La présence d'une extension extra-utérine augmente le stade du cancer et est associée à un risque accru de récidive et à un pronostic plus sombre. La propagation à distance étant également fréquente, des examens d'imagerie sont souvent recommandés en complément du compte rendu anatomopathologique afin de vérifier la propagation à des organes tels que les poumons ou le foie.

Que signifie invasion lymphovasculaire ?

Invasion lymphovasculaire (IVG) Signifie que des cellules cancéreuses ont pénétré dans les petits vaisseaux sanguins ou les canaux lymphatiques du col de l'utérus.

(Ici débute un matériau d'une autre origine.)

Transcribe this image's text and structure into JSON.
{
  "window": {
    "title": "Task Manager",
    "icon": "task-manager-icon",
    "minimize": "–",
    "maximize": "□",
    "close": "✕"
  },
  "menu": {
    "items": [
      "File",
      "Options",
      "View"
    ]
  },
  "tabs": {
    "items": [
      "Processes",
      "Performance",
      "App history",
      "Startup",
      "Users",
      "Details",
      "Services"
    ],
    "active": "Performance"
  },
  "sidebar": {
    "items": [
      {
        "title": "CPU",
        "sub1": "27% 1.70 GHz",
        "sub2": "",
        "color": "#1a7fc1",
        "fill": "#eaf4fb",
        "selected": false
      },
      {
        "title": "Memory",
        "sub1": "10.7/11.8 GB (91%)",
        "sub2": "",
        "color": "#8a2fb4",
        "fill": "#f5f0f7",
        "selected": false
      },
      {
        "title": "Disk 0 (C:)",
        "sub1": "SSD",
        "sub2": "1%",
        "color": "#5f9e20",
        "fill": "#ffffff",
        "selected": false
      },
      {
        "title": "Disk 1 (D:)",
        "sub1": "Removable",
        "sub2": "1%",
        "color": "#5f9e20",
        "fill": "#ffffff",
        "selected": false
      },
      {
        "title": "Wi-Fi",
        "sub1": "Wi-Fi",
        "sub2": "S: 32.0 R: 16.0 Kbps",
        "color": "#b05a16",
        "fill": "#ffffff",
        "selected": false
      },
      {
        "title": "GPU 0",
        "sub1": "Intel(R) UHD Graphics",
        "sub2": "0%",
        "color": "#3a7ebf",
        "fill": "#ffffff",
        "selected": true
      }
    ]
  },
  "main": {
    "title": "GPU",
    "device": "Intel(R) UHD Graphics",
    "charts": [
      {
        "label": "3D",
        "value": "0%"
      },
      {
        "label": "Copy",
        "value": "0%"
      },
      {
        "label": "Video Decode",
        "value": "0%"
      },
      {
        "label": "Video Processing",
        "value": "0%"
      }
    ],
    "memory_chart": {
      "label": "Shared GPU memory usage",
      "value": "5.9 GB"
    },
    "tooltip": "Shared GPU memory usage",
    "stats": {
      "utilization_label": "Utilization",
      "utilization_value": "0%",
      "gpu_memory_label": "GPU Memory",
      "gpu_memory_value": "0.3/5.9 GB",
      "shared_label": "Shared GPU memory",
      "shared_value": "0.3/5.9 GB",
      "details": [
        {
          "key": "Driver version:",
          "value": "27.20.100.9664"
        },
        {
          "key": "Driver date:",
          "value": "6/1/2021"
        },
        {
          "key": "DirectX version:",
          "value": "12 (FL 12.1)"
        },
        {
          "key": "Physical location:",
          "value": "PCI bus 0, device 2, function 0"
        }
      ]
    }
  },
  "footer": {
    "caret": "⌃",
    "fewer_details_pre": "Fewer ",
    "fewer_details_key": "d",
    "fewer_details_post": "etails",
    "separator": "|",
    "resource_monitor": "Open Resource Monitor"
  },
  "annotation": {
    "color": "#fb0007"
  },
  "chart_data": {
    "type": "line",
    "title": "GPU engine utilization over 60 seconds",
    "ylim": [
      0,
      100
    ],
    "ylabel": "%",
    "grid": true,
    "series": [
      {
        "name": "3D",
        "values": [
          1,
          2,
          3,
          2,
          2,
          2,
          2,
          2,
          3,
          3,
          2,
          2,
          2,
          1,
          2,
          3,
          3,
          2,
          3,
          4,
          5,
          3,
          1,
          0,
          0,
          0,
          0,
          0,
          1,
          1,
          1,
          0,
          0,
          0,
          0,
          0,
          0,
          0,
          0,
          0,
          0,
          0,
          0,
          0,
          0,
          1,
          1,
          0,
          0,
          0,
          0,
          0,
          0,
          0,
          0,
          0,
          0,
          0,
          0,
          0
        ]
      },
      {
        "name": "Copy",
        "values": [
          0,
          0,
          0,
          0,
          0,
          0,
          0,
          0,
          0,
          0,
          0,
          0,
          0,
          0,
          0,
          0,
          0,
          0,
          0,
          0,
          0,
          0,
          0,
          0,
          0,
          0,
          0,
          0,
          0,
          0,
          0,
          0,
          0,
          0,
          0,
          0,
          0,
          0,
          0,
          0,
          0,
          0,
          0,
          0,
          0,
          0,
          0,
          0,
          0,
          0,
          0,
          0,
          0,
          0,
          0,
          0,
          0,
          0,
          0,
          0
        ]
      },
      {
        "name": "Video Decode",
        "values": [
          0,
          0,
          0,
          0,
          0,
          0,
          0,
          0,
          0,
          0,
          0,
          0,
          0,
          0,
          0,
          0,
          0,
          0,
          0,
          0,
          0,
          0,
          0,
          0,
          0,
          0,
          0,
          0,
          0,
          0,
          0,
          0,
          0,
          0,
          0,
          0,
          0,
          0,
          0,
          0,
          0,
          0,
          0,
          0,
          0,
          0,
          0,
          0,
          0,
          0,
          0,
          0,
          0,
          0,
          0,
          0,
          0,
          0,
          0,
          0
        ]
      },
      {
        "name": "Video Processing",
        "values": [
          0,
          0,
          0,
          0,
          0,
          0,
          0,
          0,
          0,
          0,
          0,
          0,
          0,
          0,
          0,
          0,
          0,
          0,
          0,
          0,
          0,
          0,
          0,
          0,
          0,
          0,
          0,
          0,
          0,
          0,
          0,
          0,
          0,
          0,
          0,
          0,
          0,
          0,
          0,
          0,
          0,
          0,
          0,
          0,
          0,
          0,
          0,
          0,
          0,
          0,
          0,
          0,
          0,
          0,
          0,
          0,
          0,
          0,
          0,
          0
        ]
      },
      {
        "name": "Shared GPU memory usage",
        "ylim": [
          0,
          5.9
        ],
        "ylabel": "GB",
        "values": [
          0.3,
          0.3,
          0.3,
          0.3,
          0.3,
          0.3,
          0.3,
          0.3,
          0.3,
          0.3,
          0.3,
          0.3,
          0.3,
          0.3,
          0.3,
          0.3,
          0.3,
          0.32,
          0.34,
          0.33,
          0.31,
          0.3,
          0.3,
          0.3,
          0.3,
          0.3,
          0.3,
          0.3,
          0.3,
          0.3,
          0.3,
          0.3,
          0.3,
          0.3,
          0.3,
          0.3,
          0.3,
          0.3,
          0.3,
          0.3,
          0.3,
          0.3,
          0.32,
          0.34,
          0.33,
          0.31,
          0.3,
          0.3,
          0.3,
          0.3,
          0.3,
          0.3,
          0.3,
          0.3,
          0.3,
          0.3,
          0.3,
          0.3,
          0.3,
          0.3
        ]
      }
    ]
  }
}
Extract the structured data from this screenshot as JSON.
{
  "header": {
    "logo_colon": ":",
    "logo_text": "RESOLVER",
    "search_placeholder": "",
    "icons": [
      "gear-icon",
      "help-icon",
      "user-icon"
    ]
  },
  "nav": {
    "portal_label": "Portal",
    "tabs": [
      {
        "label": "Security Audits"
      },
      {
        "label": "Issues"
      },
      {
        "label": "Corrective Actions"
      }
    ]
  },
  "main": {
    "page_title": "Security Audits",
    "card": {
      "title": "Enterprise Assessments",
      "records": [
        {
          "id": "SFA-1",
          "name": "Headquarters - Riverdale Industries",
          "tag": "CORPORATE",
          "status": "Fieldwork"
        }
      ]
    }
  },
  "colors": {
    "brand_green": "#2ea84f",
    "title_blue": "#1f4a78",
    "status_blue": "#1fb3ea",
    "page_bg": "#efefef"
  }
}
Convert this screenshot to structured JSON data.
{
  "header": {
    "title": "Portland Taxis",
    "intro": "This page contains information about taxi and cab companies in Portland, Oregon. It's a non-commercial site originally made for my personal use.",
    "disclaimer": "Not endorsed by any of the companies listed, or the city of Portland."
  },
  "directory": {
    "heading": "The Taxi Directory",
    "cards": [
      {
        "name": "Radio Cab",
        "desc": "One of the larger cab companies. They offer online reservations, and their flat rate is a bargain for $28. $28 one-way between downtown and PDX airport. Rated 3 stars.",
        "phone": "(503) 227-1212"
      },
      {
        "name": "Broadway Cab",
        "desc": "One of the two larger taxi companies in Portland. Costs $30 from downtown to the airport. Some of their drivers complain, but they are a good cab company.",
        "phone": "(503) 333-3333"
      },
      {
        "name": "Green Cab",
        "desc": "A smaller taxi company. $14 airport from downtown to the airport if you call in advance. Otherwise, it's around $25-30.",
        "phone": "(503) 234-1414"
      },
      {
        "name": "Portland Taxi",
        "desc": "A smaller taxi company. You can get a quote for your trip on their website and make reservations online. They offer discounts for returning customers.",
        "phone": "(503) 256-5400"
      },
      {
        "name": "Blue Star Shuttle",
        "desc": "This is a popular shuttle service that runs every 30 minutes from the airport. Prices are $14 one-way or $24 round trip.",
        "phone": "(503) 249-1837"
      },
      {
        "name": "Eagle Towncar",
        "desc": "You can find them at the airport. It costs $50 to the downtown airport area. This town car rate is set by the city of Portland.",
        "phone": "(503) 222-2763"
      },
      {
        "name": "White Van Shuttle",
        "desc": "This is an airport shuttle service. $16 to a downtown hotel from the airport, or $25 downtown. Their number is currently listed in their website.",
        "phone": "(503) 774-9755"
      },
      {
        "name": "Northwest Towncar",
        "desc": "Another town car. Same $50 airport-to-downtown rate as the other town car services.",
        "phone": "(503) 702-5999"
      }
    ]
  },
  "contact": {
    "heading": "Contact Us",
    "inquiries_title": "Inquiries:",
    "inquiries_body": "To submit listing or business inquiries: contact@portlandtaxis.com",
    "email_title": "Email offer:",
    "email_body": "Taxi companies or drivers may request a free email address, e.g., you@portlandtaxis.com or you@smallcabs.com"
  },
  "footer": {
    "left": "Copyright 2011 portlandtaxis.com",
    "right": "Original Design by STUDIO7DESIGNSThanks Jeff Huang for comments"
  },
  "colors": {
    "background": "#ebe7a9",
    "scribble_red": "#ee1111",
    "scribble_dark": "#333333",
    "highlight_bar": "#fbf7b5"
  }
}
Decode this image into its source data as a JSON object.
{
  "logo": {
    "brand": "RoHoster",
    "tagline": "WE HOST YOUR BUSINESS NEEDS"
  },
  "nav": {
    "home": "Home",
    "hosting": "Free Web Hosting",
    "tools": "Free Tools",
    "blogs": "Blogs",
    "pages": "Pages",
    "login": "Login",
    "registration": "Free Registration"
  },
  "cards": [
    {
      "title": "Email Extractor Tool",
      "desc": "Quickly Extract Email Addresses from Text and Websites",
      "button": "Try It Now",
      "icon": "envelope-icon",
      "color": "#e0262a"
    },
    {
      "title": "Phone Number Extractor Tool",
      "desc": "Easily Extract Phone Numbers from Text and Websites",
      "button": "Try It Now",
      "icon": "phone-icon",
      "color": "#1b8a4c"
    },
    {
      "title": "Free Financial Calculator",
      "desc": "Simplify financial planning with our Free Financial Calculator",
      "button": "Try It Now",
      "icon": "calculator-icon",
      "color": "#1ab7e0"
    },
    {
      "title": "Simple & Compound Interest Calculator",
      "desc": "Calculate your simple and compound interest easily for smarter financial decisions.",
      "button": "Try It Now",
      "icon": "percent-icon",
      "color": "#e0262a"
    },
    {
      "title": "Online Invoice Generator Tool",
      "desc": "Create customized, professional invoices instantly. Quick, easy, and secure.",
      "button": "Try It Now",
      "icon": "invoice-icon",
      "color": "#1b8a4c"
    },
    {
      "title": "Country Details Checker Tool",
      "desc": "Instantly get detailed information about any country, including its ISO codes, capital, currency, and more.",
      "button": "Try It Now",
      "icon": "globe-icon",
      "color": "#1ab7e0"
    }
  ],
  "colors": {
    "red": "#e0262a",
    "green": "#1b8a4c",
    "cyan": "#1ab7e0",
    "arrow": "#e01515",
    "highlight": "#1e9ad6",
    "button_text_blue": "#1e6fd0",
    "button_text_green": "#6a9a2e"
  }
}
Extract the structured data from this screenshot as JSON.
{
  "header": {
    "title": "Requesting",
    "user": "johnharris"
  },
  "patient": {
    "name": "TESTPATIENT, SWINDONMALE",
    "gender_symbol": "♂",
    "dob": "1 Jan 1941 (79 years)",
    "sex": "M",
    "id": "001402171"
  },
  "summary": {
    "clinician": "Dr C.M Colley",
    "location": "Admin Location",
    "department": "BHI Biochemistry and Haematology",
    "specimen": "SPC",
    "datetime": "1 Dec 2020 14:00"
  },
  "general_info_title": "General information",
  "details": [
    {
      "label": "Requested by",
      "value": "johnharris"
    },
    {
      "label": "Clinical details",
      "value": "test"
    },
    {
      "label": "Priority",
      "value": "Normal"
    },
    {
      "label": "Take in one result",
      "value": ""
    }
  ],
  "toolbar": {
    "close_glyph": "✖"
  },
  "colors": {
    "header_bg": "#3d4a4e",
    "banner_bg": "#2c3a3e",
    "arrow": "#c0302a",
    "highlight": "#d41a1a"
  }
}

Il s'agit d'une observation très fréquente dans les SCNEC.

L'invasion lymphovasculaire ouvrant la voie à la propagation du cancer, sa présence augmente considérablement le risque de découverte de cellules tumorales dans les ganglions lymphatiques ou à des sites distants. Si une invasion lymphovasculaire est décrite dans le compte rendu, les médecins recommandent presque toujours un traitement plus agressif, pouvant inclure l'ablation des ganglions lymphatiques, la chimiothérapie et la radiothérapie.

Invasion lymphovasculaire

Que signifie invasion périneurale ?

Invasion périneurale (PNI) Signifie que des cellules cancéreuses se développent autour ou à l'intérieur de petits nerfs du col de l'utérus. Bien que moins fréquente que l'invasion lymphovasculaire, l'invasion périnerveuse, lorsqu'elle est présente, est considérée comme le signe d'un comportement plus agressif. Elle indique un risque accru de récidive locale et peut influencer la planification du traitement.

Invasion périneurale

Que sont les marges et pourquoi sont-elles importantes ?

Les marges Ce sont les bords incisés du tissu retirés lors de l'intervention chirurgicale. Un pathologiste examine soigneusement les marges au microscope pour vérifier la présence de cellules cancéreuses à ces bords.

  • Une marge négative signifie qu’aucune cellule cancéreuse n’est trouvée sur le bord, ce qui suggère que la tumeur a été complètement retirée.

  • Une marge positive signifie que les cellules cancéreuses atteignent le bord, ce qui fait craindre qu’une partie du cancer reste dans le corps.

Des marges saines sont importantes dans le cas d'une SCNEC en raison du risque élevé de récidive. Lorsque les marges sont positives, les médecins recommandent généralement un traitement complémentaire, comme une nouvelle intervention chirurgicale, une radiothérapie ou une chimiothérapie.

Marge

Ganglions

Ganglions Les SCNEC sont de petits organes du système immunitaire qui filtrent les substances nocives et aident l'organisme à combattre les infections. Ils constituent également l'un des premiers foyers de propagation du cancer du col de l'utérus. L'atteinte ganglionnaire est fréquente, même lorsque la tumeur est petite.

Ganglion lymphatique

Lors de l'intervention, des ganglions lymphatiques du bassin et parfois de la région para-aortique (plus haut dans l'abdomen) peuvent être retirés et examinés au microscope. Le compte rendu anatomopathologique décrira :

  • Combien de ganglions lymphatiques ont été retirés.

  • L'emplacement des ganglions lymphatiques.

  • Si l'un d'eux contenait un cancer.

Si un cancer est présent dans un ganglion lymphatique, la taille du dépôt cancéreux est mesurée :

  • Les cellules tumorales isolées sont plus petites que 0.2 millimètre.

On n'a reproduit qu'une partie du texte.